BESCHOUWINGEN IN HOOFDZAAK NAAR AANLEIDING VAN DE
ARTIKELEN VAN RITMEESTER Jkr. L. D. C. DE LANNOY
IN HET INDISCH MILITAIR TIJDSCHRIFT (1894—1898)
OVER HET GEBRUIK VAN CAVALERIE.
(Met plaat VIII en oleaten.)
Het volgende artikel was grootendeels gereed, toen bekend werd,
dat door den heer de Lannoy eene brochure uitgegeven zou worden
over het gebruik van cavalerie tegen den inlandschen vijand. Met
verzoek om plaatsing van het artikel in dit tijdschrift wachtte ik
daarom tot na het verschijnen der brochure, omdat mogelijk bij
kennismaking mjjne inzichten zich zouden wijzigen.
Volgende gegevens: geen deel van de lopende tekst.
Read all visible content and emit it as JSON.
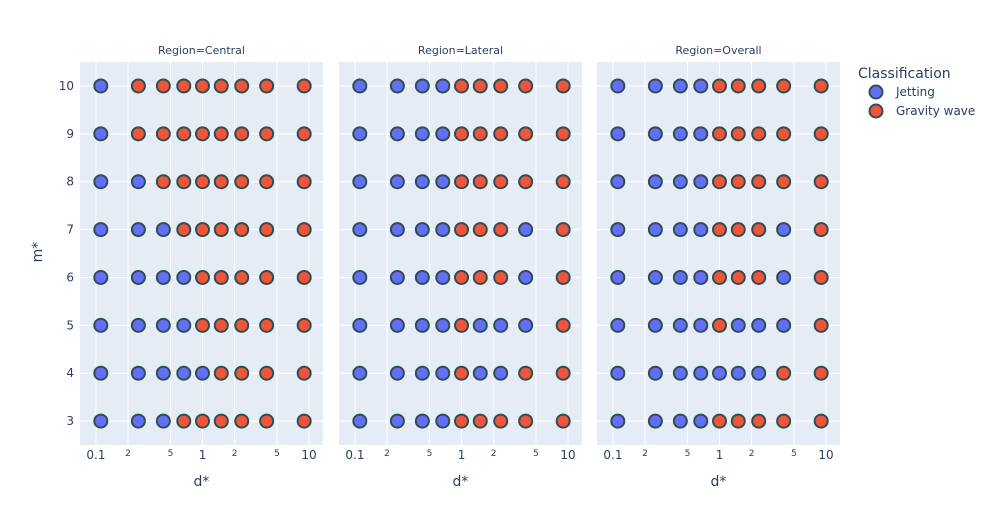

Nu ik echter
mijne denkbeelden, o. a. ook over het gebruik van cavalerie tegen
den inlandschen vijand, nog niet in overeenstemming kan brengen met
die van den schrijver der brochure, meen ik dat gedachten wisseling
gewenscht is.
Wat overigens de brochure betreft, naar mjjne meening heeft de
schrijver met het publiceeren daarvan een nuttig werk verricht, dat
zeer zeker ver buiten zijn wapen gewaardeerd zal worden. Eene rijke
krijgservaring stelt hem in staat zijne denkbeelden met voorbeelden
te staven en menigen nuttigen wenk te geven.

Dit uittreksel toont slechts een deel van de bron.